Attached two-bay three-storey gable-fronted commercial premises with attic storey, built 1910-12 and dated 1911, having replacement timber shopfront. Full-height return and fully abutted to rear. Pitched slate roof, hidden by raking parapet with limestone coping, and having concealed rainwater goods. Orange brick walling laid to English garden wall bond, with limestone dressings, stepped quoins, and having flush platbands at first and second floor window head levels. Square-headed window openings having moulded limestone architraves, moulded sills and cornices, latter to first floor being linked by segmental drip-moulding over carved date-stone in limestone panel. Group of three attic windows in carved limestone frame, each window separated by engaged Doric columns, having entablature with segmental central section over carved laurel wreath, and shared moulded sill on four corbels.
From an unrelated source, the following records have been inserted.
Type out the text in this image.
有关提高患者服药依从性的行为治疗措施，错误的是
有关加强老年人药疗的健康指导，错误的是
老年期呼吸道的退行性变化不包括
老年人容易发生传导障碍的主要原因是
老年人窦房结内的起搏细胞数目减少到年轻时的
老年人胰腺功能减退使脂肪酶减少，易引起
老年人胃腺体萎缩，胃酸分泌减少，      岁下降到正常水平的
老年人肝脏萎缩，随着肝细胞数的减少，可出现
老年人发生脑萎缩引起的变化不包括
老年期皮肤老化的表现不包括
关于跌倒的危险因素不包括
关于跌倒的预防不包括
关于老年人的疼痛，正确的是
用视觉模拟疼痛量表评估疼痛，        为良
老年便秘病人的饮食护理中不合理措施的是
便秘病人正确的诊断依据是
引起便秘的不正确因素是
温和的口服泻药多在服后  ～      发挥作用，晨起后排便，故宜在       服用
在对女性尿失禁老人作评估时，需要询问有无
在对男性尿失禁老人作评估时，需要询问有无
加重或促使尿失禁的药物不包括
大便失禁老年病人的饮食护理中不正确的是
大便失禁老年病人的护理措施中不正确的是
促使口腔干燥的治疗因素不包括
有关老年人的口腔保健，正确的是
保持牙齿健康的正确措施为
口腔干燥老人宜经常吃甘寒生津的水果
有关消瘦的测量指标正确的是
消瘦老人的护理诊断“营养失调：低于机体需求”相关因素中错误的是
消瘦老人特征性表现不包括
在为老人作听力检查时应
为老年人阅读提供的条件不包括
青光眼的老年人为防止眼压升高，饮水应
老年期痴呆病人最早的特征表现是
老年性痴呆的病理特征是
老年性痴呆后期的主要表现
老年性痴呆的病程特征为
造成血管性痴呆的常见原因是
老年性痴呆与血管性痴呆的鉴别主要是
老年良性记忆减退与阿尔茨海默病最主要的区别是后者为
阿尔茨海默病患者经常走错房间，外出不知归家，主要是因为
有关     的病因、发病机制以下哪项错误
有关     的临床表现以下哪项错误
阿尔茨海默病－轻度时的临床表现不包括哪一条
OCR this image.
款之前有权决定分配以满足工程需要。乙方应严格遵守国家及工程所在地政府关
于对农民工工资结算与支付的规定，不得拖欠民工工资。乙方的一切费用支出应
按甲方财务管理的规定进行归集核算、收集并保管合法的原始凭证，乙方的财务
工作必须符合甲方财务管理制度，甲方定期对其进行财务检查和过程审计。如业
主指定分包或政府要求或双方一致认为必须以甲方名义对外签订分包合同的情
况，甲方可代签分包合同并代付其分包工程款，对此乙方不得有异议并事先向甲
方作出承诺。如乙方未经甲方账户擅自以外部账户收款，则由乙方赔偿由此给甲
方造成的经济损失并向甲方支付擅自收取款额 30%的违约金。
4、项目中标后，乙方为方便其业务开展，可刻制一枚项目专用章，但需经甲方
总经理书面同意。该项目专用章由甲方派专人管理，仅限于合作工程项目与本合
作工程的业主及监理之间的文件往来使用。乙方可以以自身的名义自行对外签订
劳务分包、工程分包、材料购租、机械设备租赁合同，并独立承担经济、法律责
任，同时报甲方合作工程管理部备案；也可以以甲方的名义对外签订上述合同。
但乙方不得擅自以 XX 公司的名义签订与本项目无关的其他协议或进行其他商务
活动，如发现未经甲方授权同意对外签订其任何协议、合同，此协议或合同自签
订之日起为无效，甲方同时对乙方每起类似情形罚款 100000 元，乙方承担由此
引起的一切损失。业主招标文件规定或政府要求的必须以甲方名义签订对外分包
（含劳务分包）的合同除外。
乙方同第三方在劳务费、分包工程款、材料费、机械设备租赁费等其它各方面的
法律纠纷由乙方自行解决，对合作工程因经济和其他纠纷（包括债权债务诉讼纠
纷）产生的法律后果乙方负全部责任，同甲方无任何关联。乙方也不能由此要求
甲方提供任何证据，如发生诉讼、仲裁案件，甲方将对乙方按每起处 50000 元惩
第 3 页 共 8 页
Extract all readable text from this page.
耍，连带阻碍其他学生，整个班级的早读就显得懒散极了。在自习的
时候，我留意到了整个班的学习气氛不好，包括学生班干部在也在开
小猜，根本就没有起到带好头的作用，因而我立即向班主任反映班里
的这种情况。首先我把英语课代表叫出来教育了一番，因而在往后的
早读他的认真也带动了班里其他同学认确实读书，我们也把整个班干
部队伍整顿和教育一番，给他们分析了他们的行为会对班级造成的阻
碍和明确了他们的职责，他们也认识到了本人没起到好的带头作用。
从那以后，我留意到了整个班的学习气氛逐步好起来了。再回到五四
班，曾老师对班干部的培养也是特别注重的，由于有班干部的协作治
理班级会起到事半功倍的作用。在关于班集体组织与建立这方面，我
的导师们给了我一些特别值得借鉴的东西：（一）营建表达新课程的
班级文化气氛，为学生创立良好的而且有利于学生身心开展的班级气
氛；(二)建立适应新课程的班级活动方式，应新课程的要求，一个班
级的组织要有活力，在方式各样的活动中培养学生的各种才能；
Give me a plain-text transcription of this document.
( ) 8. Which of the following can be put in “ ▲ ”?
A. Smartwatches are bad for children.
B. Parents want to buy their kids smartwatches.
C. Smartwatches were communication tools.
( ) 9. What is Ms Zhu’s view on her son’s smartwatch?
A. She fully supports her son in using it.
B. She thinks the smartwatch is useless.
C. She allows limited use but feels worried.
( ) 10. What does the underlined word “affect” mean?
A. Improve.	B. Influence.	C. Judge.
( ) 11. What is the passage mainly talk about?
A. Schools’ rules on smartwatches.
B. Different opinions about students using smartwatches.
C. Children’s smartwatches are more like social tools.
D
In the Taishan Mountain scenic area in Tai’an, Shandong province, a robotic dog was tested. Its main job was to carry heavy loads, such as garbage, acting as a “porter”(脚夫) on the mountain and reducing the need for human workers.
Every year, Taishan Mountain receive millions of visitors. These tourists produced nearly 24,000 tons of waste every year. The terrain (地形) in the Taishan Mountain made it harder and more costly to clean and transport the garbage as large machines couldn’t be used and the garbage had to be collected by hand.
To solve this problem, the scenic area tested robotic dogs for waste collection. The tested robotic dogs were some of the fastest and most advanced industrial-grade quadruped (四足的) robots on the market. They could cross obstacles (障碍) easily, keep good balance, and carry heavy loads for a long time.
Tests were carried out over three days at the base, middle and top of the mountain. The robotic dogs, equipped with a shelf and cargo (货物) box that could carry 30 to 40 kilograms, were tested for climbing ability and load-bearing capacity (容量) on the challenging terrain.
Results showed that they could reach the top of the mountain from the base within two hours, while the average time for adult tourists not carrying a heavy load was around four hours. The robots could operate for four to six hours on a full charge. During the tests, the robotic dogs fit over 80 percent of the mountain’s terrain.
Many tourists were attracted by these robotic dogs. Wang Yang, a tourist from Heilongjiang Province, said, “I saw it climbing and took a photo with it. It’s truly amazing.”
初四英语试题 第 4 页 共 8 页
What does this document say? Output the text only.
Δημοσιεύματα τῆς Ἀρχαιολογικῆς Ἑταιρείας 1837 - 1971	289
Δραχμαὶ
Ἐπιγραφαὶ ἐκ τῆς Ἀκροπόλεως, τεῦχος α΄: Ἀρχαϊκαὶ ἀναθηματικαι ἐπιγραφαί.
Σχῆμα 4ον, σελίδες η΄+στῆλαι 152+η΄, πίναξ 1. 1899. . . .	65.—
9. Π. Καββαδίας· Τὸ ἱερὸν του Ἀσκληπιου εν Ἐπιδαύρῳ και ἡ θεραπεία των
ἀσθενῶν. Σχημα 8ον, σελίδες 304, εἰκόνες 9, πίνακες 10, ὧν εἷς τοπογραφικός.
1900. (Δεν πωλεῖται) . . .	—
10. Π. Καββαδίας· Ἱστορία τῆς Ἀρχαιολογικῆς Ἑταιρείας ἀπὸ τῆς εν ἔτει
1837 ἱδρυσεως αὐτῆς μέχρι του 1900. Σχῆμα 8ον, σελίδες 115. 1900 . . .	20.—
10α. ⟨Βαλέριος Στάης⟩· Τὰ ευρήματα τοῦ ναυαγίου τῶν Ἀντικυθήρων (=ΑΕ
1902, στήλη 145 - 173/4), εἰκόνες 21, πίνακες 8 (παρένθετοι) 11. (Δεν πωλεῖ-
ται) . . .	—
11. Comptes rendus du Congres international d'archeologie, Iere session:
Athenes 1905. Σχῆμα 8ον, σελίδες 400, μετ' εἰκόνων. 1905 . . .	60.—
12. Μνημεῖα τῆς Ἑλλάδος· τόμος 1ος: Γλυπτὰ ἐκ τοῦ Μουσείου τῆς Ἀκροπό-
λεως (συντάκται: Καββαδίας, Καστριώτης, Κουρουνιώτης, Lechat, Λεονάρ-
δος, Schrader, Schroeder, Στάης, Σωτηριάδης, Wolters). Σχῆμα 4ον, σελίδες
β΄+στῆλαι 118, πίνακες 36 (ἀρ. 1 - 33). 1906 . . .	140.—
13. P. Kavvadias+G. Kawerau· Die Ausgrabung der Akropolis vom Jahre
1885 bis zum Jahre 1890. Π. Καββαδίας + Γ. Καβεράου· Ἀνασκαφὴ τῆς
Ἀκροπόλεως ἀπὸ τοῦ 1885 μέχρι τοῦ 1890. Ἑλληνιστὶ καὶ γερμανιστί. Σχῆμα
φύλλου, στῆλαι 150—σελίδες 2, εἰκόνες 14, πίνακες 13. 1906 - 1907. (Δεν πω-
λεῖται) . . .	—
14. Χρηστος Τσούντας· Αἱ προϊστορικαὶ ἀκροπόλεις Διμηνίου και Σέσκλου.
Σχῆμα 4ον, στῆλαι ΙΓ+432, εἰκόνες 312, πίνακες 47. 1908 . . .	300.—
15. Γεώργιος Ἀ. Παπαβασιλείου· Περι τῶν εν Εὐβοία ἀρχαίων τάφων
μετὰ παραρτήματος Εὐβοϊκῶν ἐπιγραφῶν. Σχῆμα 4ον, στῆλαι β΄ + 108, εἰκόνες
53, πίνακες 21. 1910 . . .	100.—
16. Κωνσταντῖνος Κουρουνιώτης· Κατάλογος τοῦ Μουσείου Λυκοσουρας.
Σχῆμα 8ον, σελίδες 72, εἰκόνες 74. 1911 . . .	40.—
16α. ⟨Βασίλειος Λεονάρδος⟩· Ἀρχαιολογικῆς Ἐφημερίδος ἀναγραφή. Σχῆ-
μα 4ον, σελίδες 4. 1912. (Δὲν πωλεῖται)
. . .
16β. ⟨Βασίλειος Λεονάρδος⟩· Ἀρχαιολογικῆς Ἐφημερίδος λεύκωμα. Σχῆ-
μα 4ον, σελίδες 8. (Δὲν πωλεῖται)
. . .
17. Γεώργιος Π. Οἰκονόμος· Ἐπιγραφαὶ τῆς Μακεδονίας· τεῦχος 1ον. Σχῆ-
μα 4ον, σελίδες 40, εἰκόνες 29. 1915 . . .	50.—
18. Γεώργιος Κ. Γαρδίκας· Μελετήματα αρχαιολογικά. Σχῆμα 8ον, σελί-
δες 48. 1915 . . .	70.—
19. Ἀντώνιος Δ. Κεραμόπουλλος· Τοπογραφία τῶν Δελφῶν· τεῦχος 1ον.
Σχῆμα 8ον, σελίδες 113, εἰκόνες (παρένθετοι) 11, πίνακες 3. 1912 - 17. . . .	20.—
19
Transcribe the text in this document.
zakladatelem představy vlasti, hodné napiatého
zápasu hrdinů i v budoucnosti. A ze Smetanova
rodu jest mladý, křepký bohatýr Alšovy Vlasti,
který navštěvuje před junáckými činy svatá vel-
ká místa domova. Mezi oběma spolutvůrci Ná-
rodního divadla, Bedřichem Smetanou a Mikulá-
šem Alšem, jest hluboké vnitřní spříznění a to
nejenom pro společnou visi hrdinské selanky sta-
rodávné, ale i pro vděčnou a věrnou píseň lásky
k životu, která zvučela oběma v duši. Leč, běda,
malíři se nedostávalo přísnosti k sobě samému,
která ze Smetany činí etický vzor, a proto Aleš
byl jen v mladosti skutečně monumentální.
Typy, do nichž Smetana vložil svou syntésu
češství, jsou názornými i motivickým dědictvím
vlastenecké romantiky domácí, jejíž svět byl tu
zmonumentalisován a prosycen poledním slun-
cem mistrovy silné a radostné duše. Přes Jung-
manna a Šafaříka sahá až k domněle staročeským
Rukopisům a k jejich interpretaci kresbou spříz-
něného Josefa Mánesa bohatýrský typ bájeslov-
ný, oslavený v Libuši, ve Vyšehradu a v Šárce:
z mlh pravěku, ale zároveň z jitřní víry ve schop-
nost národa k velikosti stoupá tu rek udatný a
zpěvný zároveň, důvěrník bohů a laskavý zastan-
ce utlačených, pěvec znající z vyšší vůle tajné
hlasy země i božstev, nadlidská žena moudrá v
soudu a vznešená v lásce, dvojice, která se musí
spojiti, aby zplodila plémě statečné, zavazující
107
Timber sliding sash windows, one-over-one pane to first floor and attic and six-over-one pane to second floor (lower sashes taller than upper).

Appraisal

An eclectic commercial building, dated 1911, built to designs by Orpen & Dickinson for the Scottish Temperance Life Assurance Co. The builder was H.& J. Martin. The design is rather restrained, redolent of Flemish styles combined with Arts & Crafts influences and typical of the free styles of the period. It was possibly inspired by the early building typologies in the area with their origins in the seventeenth and early eighteenth centuries. The fa├žade is much enlivened by the use of contrasting pale grey stone with vibrant orange brick. The building makes a strong and assured contribution to the architectural vitality and eclecticism of Grafton Street, a thoroughfare that was largely developed in the nineteenth and early twentieth centuries and is celebrated as Dublin's premier retail street.